The star of the photoshoot was Justin Carson’s interpretation of an Acura Integra. A car that gets rebuilt
completely every year, it is gaining a national reputation after winning
numerous drag racing events against seasoned racers. This is a car that gets
driven. Its fastest quarter mile was clocked as a 9.69 at 157 mph. That is
faster than cars in the Fast and the Furious, which is a sore subject with
Carson and serious import racers.  “Drag racing is not even close to what you see in the movies,” Carson said. “When you wreck you are injured, especially at high speeds. You
don’t come back from death.” Carson had a close call last year as he was making
a pass. His right rear caliper locked up at 135 mph, spinning him into the
barrier. “I think Hollywood wants to keep people entertained, but my
relationship with my car is strictly business,” Carson said. “It is a purposely
built car; it’s built to go straight and it’s built to go fast, and that’s what
I do with it.”


These gorgeous cars taunt mere mortals like you and I but give us hope of having something
beautiful as well as functional, someday. We would love to have a movie-star
lifestyle, or a collector’s variety and freedom, but we have jobs and families
and financial obligations and monthly payments. And although we’d love to drive
the newest and sexiest, we are too smart to lease something transient—because
where is the pride in driving someone else’s car? We want it parked in our
garage where we can use our elbow grease in waxing and repairing and driving
it. Cars can be beautiful display pieces, but they are designed to be driven
and enjoyed. The Hollywood complex comes in wanting to have all of the good
without the bad. If we have the money to collect wonderful cars, we don’t have
the time to enjoy them. If we have the car of our dreams, it takes so little to
destroy it and ourselves. Unlike Hollywood films, there are consequences for
our mistakes. A healthy respect must be developed for these machines that we
pour our money and safety into so often.

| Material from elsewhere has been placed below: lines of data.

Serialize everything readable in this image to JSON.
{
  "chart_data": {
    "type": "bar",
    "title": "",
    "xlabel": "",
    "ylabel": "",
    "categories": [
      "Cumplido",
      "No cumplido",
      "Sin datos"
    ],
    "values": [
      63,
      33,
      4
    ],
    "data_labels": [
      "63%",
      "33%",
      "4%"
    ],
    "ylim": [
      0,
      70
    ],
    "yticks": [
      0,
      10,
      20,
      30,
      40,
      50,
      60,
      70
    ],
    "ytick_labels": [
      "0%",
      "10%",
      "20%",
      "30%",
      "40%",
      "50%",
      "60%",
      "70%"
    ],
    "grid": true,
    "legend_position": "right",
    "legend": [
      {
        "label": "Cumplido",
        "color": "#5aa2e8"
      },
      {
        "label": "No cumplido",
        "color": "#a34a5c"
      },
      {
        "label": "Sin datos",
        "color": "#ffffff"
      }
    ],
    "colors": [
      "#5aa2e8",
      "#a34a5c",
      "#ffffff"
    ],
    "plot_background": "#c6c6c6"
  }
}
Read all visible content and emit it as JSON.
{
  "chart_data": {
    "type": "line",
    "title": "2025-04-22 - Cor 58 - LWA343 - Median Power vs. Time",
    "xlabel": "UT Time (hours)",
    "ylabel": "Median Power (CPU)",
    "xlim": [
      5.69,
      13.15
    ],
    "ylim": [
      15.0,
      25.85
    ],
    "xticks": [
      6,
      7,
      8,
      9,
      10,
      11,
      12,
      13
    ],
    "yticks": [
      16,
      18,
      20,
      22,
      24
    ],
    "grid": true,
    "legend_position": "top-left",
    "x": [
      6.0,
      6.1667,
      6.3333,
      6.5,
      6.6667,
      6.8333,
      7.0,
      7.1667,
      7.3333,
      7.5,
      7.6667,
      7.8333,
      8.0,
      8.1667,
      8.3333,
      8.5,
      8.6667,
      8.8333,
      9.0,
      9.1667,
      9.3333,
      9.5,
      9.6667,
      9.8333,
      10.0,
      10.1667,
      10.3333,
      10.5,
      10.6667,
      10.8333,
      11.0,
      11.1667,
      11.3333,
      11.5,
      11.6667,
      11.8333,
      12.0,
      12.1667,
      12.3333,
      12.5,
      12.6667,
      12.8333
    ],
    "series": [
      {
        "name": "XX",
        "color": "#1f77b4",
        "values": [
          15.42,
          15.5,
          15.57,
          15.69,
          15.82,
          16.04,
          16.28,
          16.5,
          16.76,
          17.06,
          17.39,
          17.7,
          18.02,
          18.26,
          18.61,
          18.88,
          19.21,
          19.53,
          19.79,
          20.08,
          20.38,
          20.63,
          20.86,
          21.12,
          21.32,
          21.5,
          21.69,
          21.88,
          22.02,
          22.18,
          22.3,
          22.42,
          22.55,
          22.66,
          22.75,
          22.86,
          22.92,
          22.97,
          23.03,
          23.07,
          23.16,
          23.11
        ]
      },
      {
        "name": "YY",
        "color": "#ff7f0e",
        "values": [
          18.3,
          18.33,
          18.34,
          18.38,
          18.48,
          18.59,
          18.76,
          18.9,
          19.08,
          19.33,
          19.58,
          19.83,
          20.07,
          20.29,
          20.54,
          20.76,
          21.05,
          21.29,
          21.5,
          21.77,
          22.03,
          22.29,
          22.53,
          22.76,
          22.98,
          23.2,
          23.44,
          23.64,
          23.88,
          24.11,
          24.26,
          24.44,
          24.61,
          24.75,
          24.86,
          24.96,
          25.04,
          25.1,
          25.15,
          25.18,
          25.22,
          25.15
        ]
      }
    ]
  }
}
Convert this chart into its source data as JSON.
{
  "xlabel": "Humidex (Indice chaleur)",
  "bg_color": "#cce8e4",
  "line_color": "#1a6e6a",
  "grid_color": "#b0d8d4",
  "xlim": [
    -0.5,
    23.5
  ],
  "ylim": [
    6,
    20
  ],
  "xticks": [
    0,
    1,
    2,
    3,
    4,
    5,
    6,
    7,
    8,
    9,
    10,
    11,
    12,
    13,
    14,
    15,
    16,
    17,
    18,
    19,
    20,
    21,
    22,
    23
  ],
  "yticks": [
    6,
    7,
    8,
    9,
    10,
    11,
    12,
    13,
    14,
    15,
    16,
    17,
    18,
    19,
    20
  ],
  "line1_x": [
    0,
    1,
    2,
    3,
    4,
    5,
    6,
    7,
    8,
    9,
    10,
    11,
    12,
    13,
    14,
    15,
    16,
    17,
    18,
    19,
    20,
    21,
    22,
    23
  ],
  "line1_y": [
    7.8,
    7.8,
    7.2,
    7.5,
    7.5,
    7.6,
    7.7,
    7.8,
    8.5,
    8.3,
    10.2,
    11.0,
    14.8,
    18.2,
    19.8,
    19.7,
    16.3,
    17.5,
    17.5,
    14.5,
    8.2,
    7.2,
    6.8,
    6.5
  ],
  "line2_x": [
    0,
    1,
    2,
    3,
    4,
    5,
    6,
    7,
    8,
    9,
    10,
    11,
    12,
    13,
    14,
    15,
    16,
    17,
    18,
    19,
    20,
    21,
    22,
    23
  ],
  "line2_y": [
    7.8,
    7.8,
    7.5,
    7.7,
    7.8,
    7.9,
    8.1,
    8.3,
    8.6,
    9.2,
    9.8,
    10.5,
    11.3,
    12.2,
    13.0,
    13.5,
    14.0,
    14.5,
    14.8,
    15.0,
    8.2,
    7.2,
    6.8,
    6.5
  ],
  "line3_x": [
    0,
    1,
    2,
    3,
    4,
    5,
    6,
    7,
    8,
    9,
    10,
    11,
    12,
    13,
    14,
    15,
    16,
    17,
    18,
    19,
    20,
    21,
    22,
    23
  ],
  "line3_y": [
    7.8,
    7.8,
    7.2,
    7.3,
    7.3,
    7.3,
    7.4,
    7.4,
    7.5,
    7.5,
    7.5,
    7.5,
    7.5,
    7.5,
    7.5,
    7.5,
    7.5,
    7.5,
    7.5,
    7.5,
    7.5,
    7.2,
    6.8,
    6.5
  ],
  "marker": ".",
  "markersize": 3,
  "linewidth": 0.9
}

We need to remember to enjoy the
thrill of driving a car.


Carson is realistic when it comes to cars. He won’t be sucked into becoming larger than
life, and laughed at the plotlines surrounding Hollywood’s car stories. He personally
couldn’t ever collect cars to sit around, “I enjoy driving them too much,” he
said with a chuckle. “I don’t have a dream car, but I’d like to drive several
different cars to see how they are going to react. I have cars that I want to
build and see what I can do with them.”